How to define an open-ended space of games to play during development < 5 months of age?

Right. I've now coded some basic action molecules! Actions activate each other with 0/1 probability and an integer delay. There are root actions and non-root actions. In one behavioural generation all root actions are activated one by one, and this generates the action molecules whose fitness is to be assessed and assigned to each atom in that molecule.


How do define games? 

The question now is, how to define a game. Some possibilities are as follows.

1. Random generation of target state vectors. A game may specify a desired/target sensory vector, e.g. maximize x value of the accelerometer, or maximize leg joint angles, or maximize foot weight sensors, or maximize USS sensor readings, etc..

2. Instructed generation of target state vectors, or target state trajectories (mutated from the currently observed state trajectories). A game may be generated/initialized by the sensory effects of actions that are generated by the population of actors that exist. This is a kind of covering (instructed) initialisation of games, inspired by modifications (perhaps systematic modifications) of sensory events generated during the current motor repertoire. These might produce static states as desired states, or may even be movement trajectories (and mutations of such trajectories).
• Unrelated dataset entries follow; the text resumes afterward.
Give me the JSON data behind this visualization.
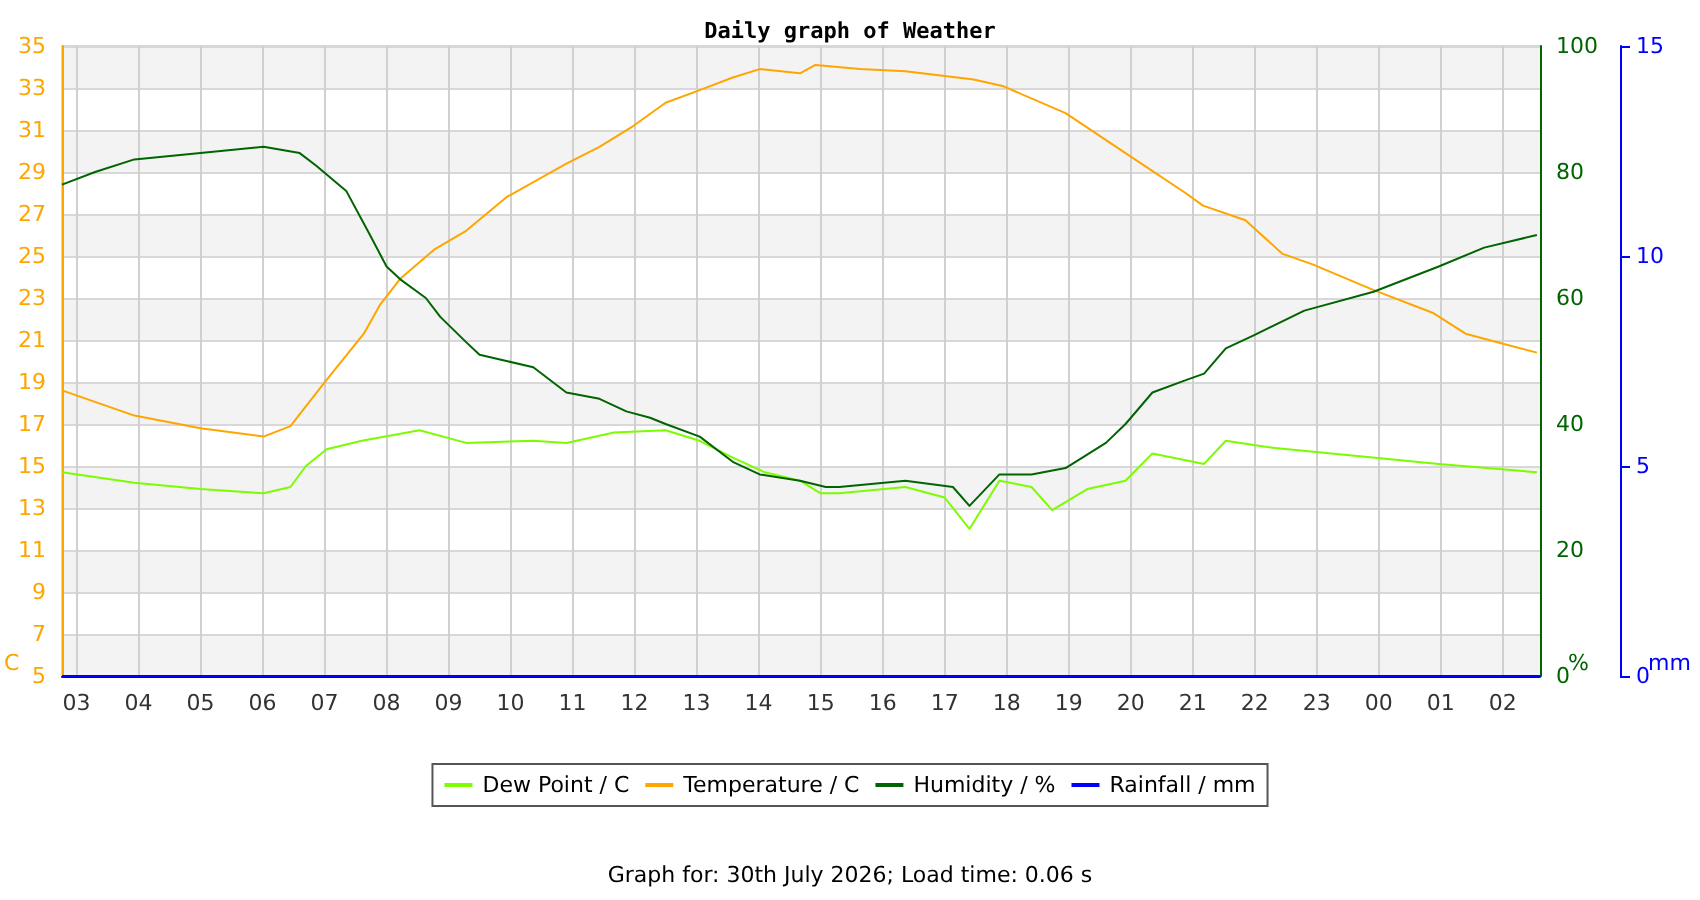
{
  "chart_data": {
    "type": "line",
    "title": "Daily graph of Weather",
    "ylabel": "C",
    "y2label": "%",
    "y3label": "mm",
    "annotations": [
      "Graph for: 30th July 2026; Load time: 0.06 s"
    ],
    "xlim": [
      "2026-07-29T02:46",
      "2026-07-30T02:36"
    ],
    "xticks": [
      {
        "value": "2026-07-29T03:00",
        "label": "03"
      },
      {
        "value": "2026-07-29T04:00",
        "label": "04"
      },
      {
        "value": "2026-07-29T05:00",
        "label": "05"
      },
      {
        "value": "2026-07-29T06:00",
        "label": "06"
      },
      {
        "value": "2026-07-29T07:00",
        "label": "07"
      },
      {
        "value": "2026-07-29T08:00",
        "label": "08"
      },
      {
        "value": "2026-07-29T09:00",
        "label": "09"
      },
      {
        "value": "2026-07-29T10:00",
        "label": "10"
      },
      {
        "value": "2026-07-29T11:00",
        "label": "11"
      },
      {
        "value": "2026-07-29T12:00",
        "label": "12"
      },
      {
        "value": "2026-07-29T13:00",
        "label": "13"
      },
      {
        "value": "2026-07-29T14:00",
        "label": "14"
      },
      {
        "value": "2026-07-29T15:00",
        "label": "15"
      },
      {
        "value": "2026-07-29T16:00",
        "label": "16"
      },
      {
        "value": "2026-07-29T17:00",
        "label": "17"
      },
      {
        "value": "2026-07-29T18:00",
        "label": "18"
      },
      {
        "value": "2026-07-29T19:00",
        "label": "19"
      },
      {
        "value": "2026-07-29T20:00",
        "label": "20"
      },
      {
        "value": "2026-07-29T21:00",
        "label": "21"
      },
      {
        "value": "2026-07-29T22:00",
        "label": "22"
      },
      {
        "value": "2026-07-29T23:00",
        "label": "23"
      },
      {
        "value": "2026-07-30T00:00",
        "label": "00"
      },
      {
        "value": "2026-07-30T01:00",
        "label": "01"
      },
      {
        "value": "2026-07-30T02:00",
        "label": "02"
      }
    ],
    "ylim": [
      5,
      35
    ],
    "yticks": [
      5,
      7,
      9,
      11,
      13,
      15,
      17,
      19,
      21,
      23,
      25,
      27,
      29,
      31,
      33,
      35
    ],
    "y2lim": [
      0,
      100
    ],
    "y2ticks": [
      0,
      20,
      40,
      60,
      80,
      100
    ],
    "y3lim": [
      0,
      15
    ],
    "y3ticks": [
      0,
      5,
      10,
      15
    ],
    "grid": true,
    "legend": "bottom",
    "marker": "none",
    "line_style": "solid",
    "series": [
      {
        "name": "Dew Point / C",
        "color": "#7cfc00",
        "x": [
          "2026-07-29T02:46",
          "2026-07-29T03:56",
          "2026-07-29T05:00",
          "2026-07-29T06:01",
          "2026-07-29T06:27",
          "2026-07-29T06:42",
          "2026-07-29T07:02",
          "2026-07-29T07:36",
          "2026-07-29T08:32",
          "2026-07-29T09:17",
          "2026-07-29T10:22",
          "2026-07-29T10:54",
          "2026-07-29T11:40",
          "2026-07-29T12:30",
          "2026-07-29T13:03",
          "2026-07-29T13:35",
          "2026-07-29T14:06",
          "2026-07-29T14:40",
          "2026-07-29T15:00",
          "2026-07-29T15:18",
          "2026-07-29T16:22",
          "2026-07-29T17:00",
          "2026-07-29T17:24",
          "2026-07-29T17:53",
          "2026-07-29T18:24",
          "2026-07-29T18:44",
          "2026-07-29T19:18",
          "2026-07-29T19:55",
          "2026-07-29T20:21",
          "2026-07-29T21:11",
          "2026-07-29T21:32",
          "2026-07-29T22:12",
          "2026-07-29T23:54",
          "2026-07-30T00:58",
          "2026-07-30T02:33"
        ],
        "values": [
          14.7,
          14.2,
          13.9,
          13.7,
          14.0,
          15.0,
          15.8,
          16.2,
          16.7,
          16.1,
          16.2,
          16.1,
          16.6,
          16.7,
          16.2,
          15.4,
          14.7,
          14.3,
          13.7,
          13.7,
          14.0,
          13.5,
          12.0,
          14.3,
          14.0,
          12.9,
          13.9,
          14.3,
          15.6,
          15.1,
          16.2,
          15.9,
          15.4,
          15.1,
          14.7
        ]
      },
      {
        "name": "Temperature / C",
        "color": "#ffa500",
        "x": [
          "2026-07-29T02:46",
          "2026-07-29T03:56",
          "2026-07-29T05:00",
          "2026-07-29T06:01",
          "2026-07-29T06:27",
          "2026-07-29T07:02",
          "2026-07-29T07:38",
          "2026-07-29T07:54",
          "2026-07-29T08:13",
          "2026-07-29T08:46",
          "2026-07-29T09:17",
          "2026-07-29T09:56",
          "2026-07-29T10:54",
          "2026-07-29T11:26",
          "2026-07-29T11:59",
          "2026-07-29T12:30",
          "2026-07-29T13:03",
          "2026-07-29T13:35",
          "2026-07-29T14:01",
          "2026-07-29T14:40",
          "2026-07-29T14:55",
          "2026-07-29T15:38",
          "2026-07-29T16:22",
          "2026-07-29T17:28",
          "2026-07-29T17:56",
          "2026-07-29T18:57",
          "2026-07-29T19:55",
          "2026-07-29T20:53",
          "2026-07-29T21:10",
          "2026-07-29T21:51",
          "2026-07-29T22:27",
          "2026-07-29T22:56",
          "2026-07-29T23:54",
          "2026-07-30T00:52",
          "2026-07-30T01:24",
          "2026-07-30T02:02",
          "2026-07-30T02:33"
        ],
        "values": [
          18.6,
          17.4,
          16.8,
          16.4,
          16.9,
          19.1,
          21.3,
          22.7,
          23.9,
          25.3,
          26.2,
          27.8,
          29.4,
          30.2,
          31.2,
          32.3,
          32.9,
          33.5,
          33.9,
          33.7,
          34.1,
          33.9,
          33.8,
          33.4,
          33.1,
          31.8,
          29.9,
          28.0,
          27.4,
          26.7,
          25.1,
          24.6,
          23.4,
          22.3,
          21.3,
          20.8,
          20.4
        ]
      },
      {
        "name": "Humidity / %",
        "color": "#006400",
        "axis": "y2",
        "x": [
          "2026-07-29T02:46",
          "2026-07-29T03:18",
          "2026-07-29T03:56",
          "2026-07-29T05:00",
          "2026-07-29T06:01",
          "2026-07-29T06:36",
          "2026-07-29T06:52",
          "2026-07-29T07:21",
          "2026-07-29T07:44",
          "2026-07-29T08:00",
          "2026-07-29T08:13",
          "2026-07-29T08:38",
          "2026-07-29T08:52",
          "2026-07-29T09:17",
          "2026-07-29T09:30",
          "2026-07-29T09:56",
          "2026-07-29T10:22",
          "2026-07-29T10:54",
          "2026-07-29T11:26",
          "2026-07-29T11:52",
          "2026-07-29T12:15",
          "2026-07-29T12:30",
          "2026-07-29T13:03",
          "2026-07-29T13:35",
          "2026-07-29T14:01",
          "2026-07-29T14:40",
          "2026-07-29T15:05",
          "2026-07-29T15:18",
          "2026-07-29T16:22",
          "2026-07-29T17:08",
          "2026-07-29T17:24",
          "2026-07-29T17:53",
          "2026-07-29T18:24",
          "2026-07-29T18:57",
          "2026-07-29T19:36",
          "2026-07-29T19:55",
          "2026-07-29T20:21",
          "2026-07-29T20:54",
          "2026-07-29T21:11",
          "2026-07-29T21:32",
          "2026-07-29T21:58",
          "2026-07-29T22:48",
          "2026-07-29T23:55",
          "2026-07-30T00:58",
          "2026-07-30T01:42",
          "2026-07-30T02:33"
        ],
        "values": [
          78,
          80,
          82,
          83,
          84,
          83,
          81,
          77,
          70,
          65,
          63,
          60,
          57,
          53,
          51,
          50,
          49,
          45,
          44,
          42,
          41,
          40,
          38,
          34,
          32,
          31,
          30,
          30,
          31,
          30,
          27,
          32,
          32,
          33,
          37,
          40,
          45,
          47,
          48,
          52,
          54,
          58,
          61,
          65,
          68,
          70
        ]
      },
      {
        "name": "Rainfall / mm",
        "color": "#0000ff",
        "axis": "y3",
        "x": [
          "2026-07-29T02:46",
          "2026-07-30T02:36"
        ],
        "values": [
          0,
          0
        ]
      }
    ]
  }
}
3. For now consider only atomic games (not composite games). A game may specify some efficiency property, e.g. to achieve the largest range of motor angles with the least amount of current, i.e. some kind of energy minimisation with some over sensory feature being maximised.

4. Games using Higher-Order Perceptual Features which are generated by unsupervised learning algorithms applied to the sensory inputs observed during the current behaviour generation.

5. The rate of progress on a compression algorithm (unsupervised learning algorithm/autoencodeer/DBN etc) could itself be a measure of interest, e.g. one game may be to try to geneate actions that increase compression efficiency of the smMatrix during that action (might be hard to do this), or try to decrease compression efficiency (might be easy for actors to do this)

6. Maximize MI between motor and sensory states. 
All these games replicate with variation, and the fundamental fitness function that selects between games is the variance of actors on that game. The higher the variance on that game, the fitter that game. That part is very clear to me, and thats why I'm building NAO robots with fabric sensors etc... so it can play these consciousness creating games.